Reflection Vs Refraction

I read today, and was ultimately inspired by the thoughts of Barry Saide and Jasper Fox in their post “Reflect or Refract: Top 3 Tips for the Reflective Educator“. It’s another compelling piece of evidence that the best professional learning can be found from a small journey around Twitter. They sets up the binary between reflective and refractive educators. Primarily the difference being that reflectors are constantly looking at their own practice and refractors are always finding excuses.

Reflectors do not blame students for their inattentiveness or behavioral issues.

This is something I experience often, it is a challenge to dealing with students when deaning and when fingers are pointed it can be hard to discourage the conclusion that has been jumped to. A reflector will look at the actions that they can control, and determine what actions they can change or doing differently to affect more positive outcomes. I am really strong on this idea. One of my mantras is: “how could I have done this differently?” By considering alternatives – even when things go well – I believe it helps me to be more reflective and more critical of my practice.

When we ask refractive educators to reflect on things that occurred, their lens obscures how their involvement and approach were at fault.

This might be a bit over-simplistic, because I think refraction occurs on a spectrum. I’m sure, despite the fact I pride myself on being reflective, that many of my reactions to learning experiences might be seen as refractive. However, I do agree that there is a tendency of refractive educators to blame outside factors such as the students, their background, the school system, the government – whatever they can link to! It’s deficit thinking. Finding fault. No ownership.

The blogpost then asked: “How do we support our refractive peers in their growth toward reflection?” And suggested the following three actions:

  1. Embed Professional Development – had me dreaming for a world in which we could have one timetabled hour a week where we had a compulsory observation. My best PL always comes from seeing my colleagues in action.
  2. Write Regularly – There’s a shift to make between researching every way, which is a natural daily activity for any teacher, and “actively and openly reflect on those findings.” Writing regularly, blogging, can support that process.
  3. Engage in Community Conversation – participate in the online world, engage with other educators, get reading, get tweeting, get blogging.

A really great thought-provoking read here. My main take-aways: keep questioning, keep reflecting, keep ownership, continue to engage in online PL and write as often as I can.

Expertise in contemplation transcends content and passion, setting the stage for continuous improvement. Evaluating one’s practice allows educators of all levels to better serve students’ needs.

5 thoughts on “Reflection Vs Refraction

  1. Truly humbled by the thought you’ve put into this post. I am so glad that our writing inspired you as well as how you took it further and added your insights as well.

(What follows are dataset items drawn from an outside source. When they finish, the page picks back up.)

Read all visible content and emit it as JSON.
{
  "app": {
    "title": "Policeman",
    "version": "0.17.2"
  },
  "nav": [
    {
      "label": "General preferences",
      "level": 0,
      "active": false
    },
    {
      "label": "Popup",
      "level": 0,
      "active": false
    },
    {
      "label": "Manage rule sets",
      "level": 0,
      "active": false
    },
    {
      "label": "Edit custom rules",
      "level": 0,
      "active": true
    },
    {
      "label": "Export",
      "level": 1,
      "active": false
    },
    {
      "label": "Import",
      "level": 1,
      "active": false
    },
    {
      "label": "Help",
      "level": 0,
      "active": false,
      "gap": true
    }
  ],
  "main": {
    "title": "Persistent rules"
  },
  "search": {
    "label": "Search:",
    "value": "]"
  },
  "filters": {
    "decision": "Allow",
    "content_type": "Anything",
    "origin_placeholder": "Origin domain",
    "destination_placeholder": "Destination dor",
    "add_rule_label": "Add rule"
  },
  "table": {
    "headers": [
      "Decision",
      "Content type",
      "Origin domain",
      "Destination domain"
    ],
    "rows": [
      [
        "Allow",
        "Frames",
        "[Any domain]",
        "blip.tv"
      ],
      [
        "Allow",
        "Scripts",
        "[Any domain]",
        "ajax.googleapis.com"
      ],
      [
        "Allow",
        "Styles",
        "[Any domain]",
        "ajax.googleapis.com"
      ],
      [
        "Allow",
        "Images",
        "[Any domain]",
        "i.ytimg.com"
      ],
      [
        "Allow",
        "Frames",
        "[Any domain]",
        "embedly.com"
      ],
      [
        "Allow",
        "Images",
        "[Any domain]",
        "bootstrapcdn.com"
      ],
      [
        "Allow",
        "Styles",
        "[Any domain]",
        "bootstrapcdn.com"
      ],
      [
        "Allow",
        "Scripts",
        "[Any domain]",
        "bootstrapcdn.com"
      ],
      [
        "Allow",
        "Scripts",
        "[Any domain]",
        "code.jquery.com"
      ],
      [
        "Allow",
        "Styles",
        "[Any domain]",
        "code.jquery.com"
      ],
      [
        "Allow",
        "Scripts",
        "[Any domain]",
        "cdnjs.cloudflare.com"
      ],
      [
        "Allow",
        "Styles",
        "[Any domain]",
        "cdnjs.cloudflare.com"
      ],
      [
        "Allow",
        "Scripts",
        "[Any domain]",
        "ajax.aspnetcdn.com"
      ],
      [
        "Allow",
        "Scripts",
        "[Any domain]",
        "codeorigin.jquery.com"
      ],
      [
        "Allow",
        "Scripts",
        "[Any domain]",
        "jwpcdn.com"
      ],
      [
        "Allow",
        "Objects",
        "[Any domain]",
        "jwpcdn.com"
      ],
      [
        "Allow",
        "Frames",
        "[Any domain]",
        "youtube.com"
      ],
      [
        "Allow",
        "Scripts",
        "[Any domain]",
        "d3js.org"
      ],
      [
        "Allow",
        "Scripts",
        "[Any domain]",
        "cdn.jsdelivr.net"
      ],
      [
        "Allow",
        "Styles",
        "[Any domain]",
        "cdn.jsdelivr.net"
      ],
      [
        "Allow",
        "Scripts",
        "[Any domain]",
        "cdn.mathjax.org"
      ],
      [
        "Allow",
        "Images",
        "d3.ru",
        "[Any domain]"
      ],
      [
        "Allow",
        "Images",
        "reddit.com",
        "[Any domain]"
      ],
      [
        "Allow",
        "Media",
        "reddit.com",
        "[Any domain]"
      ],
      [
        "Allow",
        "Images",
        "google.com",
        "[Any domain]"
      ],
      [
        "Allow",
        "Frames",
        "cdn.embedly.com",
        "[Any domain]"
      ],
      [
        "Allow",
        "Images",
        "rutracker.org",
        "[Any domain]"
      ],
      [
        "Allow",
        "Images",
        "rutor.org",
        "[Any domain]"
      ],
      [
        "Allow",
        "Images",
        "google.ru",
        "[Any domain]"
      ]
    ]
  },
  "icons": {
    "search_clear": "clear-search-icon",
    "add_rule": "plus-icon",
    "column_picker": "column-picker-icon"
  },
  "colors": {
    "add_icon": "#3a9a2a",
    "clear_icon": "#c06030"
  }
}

Keep up the great work here on your blog, I look forward to reading more of what you are thinking about!

  2. The brave thing about writing and reflecting for many is not that teachers don’t want to reflect – it is the value placed around that reflection by time restraints and other demands tend to take precedence. Putting yourself out there and admitting it did not go well is new to teachers. Addressing the why is an even bigger step – teachers teach as themselves and observations can feel like personal measures of success as an individual.

    In amongst all this is the wavy line that determines what it is to be an educator – reflectors will educate the whole child (and this is where the line is blurry – where does education end and parenting begin for students whose parents are absent or incapable? Where does community involvement and whanau support ensure we are all working together? We can make a difference but for me those lines are blurring. For the first time in 15 years I have wanted to take a student home because I know that would make the difference. Refractive educators see the student in the subject and think very little about any other factors making it difficult for the all important relationship to be established. There is no doubt that without a relationship there is limited learning.